Never Always Sometimes
Page 16
“You look so cute,” Gretchen said, and almost immediately Julia felt like punching her.
Julia had a quick flash of what this could turn into: her and Gretchen becoming friends, Dave and Gretchen touching more and more, little stolen glances between them that Julia wouldn’t be able to avoid intercepting. Julia would be the third wheel in a friendship that had never needed more than two people.
Suddenly flushed, Julia went off to find a bathroom to calm herself down. What the fuck was going on? Ridiculing others was her usual coping mechanism, not this mad jealousy. If anything, Julia had expected to make fun of Gretchen today. She thought back to the night of the party, how it had felt when she’d started tearing apart her house. She’d been lying on the grass, telling herself she was in love with Dave. And drunk as she may have been, maybe it was true. Maybe she was in love with Dave.
Julia found the department store’s bathroom, which was small and clean with a large plant in the corner, lavender in the air. She went up to the sink and splashed some water on her face, letting it drip-dry as she shook her head at the little mantra now running through her head, taking root. No, Julia told herself. It’s not true.

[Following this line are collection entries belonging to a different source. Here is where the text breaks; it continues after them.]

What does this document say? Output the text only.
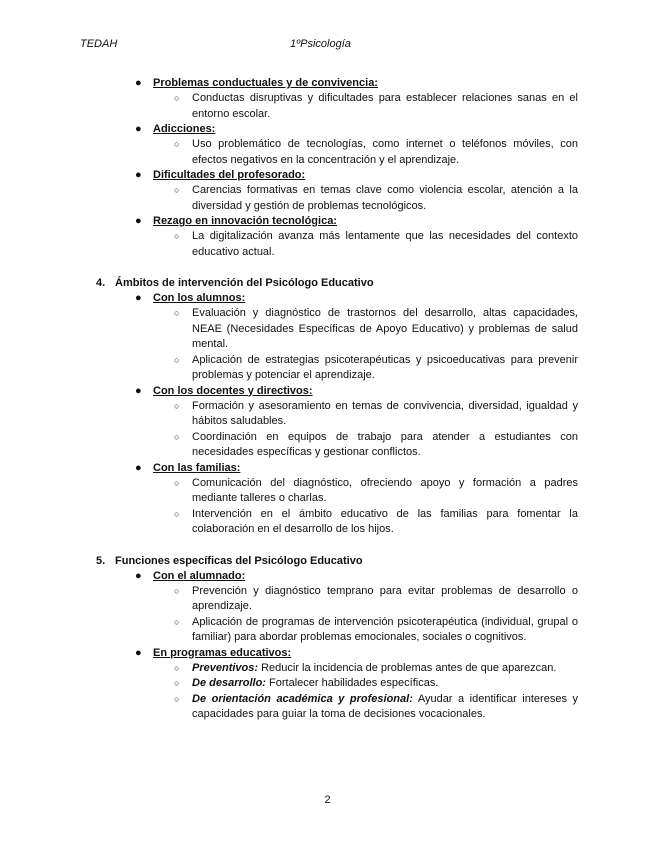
TEDAH	1ºPsicología
● Problemas conductuales y de convivencia:
○ Conductas disruptivas y dificultades para establecer relaciones sanas en el entorno escolar.
● Adicciones:
○ Uso problemático de tecnologías, como internet o teléfonos móviles, con efectos negativos en la concentración y el aprendizaje.
● Dificultades del profesorado:
○ Carencias formativas en temas clave como violencia escolar, atención a la diversidad y gestión de problemas tecnológicos.
● Rezago en innovación tecnológica:
○ La digitalización avanza más lentamente que las necesidades del contexto educativo actual.
4. Ámbitos de intervención del Psicólogo Educativo
● Con los alumnos:
○ Evaluación y diagnóstico de trastornos del desarrollo, altas capacidades, NEAE (Necesidades Específicas de Apoyo Educativo) y problemas de salud mental.
○ Aplicación de estrategias psicoterapéuticas y psicoeducativas para prevenir problemas y potenciar el aprendizaje.
● Con los docentes y directivos:
○ Formación y asesoramiento en temas de convivencia, diversidad, igualdad y hábitos saludables.
○ Coordinación en equipos de trabajo para atender a estudiantes con necesidades específicas y gestionar conflictos.
● Con las familias:
○ Comunicación del diagnóstico, ofreciendo apoyo y formación a padres mediante talleres o charlas.
○ Intervención en el ámbito educativo de las familias para fomentar la colaboración en el desarrollo de los hijos.
5. Funciones específicas del Psicólogo Educativo
● Con el alumnado:
○ Prevención y diagnóstico temprano para evitar problemas de desarrollo o aprendizaje.
○ Aplicación de programas de intervención psicoterapéutica (individual, grupal o familiar) para abordar problemas emocionales, sociales o cognitivos.
● En programas educativos:
○ Preventivos: Reducir la incidencia de problemas antes de que aparezcan.
○ De desarrollo: Fortalecer habilidades específicas.
○ De orientación académica y profesional: Ayudar a identificar intereses y capacidades para guiar la toma de decisiones vocacionales.
2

When she’d managed to convince herself, Julia returned to the dressing area and saw Gretchen and Dave standing close to each other, their fingers interlaced. Julia stared at the sight for a while, scrunching her mouth over to one corner. Fuck. It was true.
She was in love with Dave.
JUST LIKE THIS
JULIA WATCHED THE clock tick. It was a stupid thing to do, she knew, the seconds bleeding out slower when observed. But now that flirting with Marroney was apparently frowned upon, she had nothing else to do in class.
Her phone buzzed in her pocket, and she pulled it out to read a text from Dave. I just got the best idea of all time. Or of the past four minutes. Hard to tell. Meet me by your locker.
Julia texted back, Hyperbole foul.
You’re a hyperbole foul.
Yeah, she loved Dave. And life had gotten a little bit suckier since the realization sunk in. But in many ways, things were still exactly the same. Sure, every now and then she’d buy a bag of chips just to stomp on it and watch the crumbs explode out. But that was kind of a cool thing that she could envision herself doing for the rest of her life, even when ecstatic and in mutual love with some unknown, future person. Everything else was normal. Dave was her best friend. She was his best friend. Nothing had changed.
She wasn’t about to spend her class periods lamenting the fact that Dave was dating someone else. Most of the time, she barely even noticed. It was weird that Dave could drive now, because Dave never drove. Aside from that, the bag of chips thing, and the occasional passing bout of sadness or desire to punch Gretchen, Julia was dealing with it pretty damn well.
“Julia, would you like to come up and solve this equation?”
Julia looked up to see the class’s eyes on her. Marroney was holding up a piece of chalk like an offering. She considered going up and reciting her slam poem, but thought better of it. “Eh, not really. I wasn’t paying attention and wouldn’t want to embarrass myself.”
A few people snickered and Marroney sighed. “I guess I’ll thank you for your honesty.”
“Anytime,” Julia said, resisting the urge to wink.
Marroney called on someone else and Julia sank back into her chair, fiddling with her phone. A small crack ran along the side of the screen from when she’d thrown it at her bedroom wall the night of the party. She couldn’t help but think of Dave when she saw that sliver of broken glass, so fine it didn’t even sting her finger.
A few classes later, when the clock finally reached 2:30 and the clanging bell released her from her seat, Julia grabbed her bag and shot out of the classroom. School was starting to weigh more than she could bear. Expecting Dave to be a little late, off smooching with Gretchen, Julia slipped in her earbuds, stepped out of her mocs, and leaned against her locker, watching everyone pass by. When music was playing, Julia felt not as critical of people. At the moment, she couldn’t stand the sight of couples, but everyone else seemed a little less offensive, a little closer to her when, say, Conor Oberst was singing.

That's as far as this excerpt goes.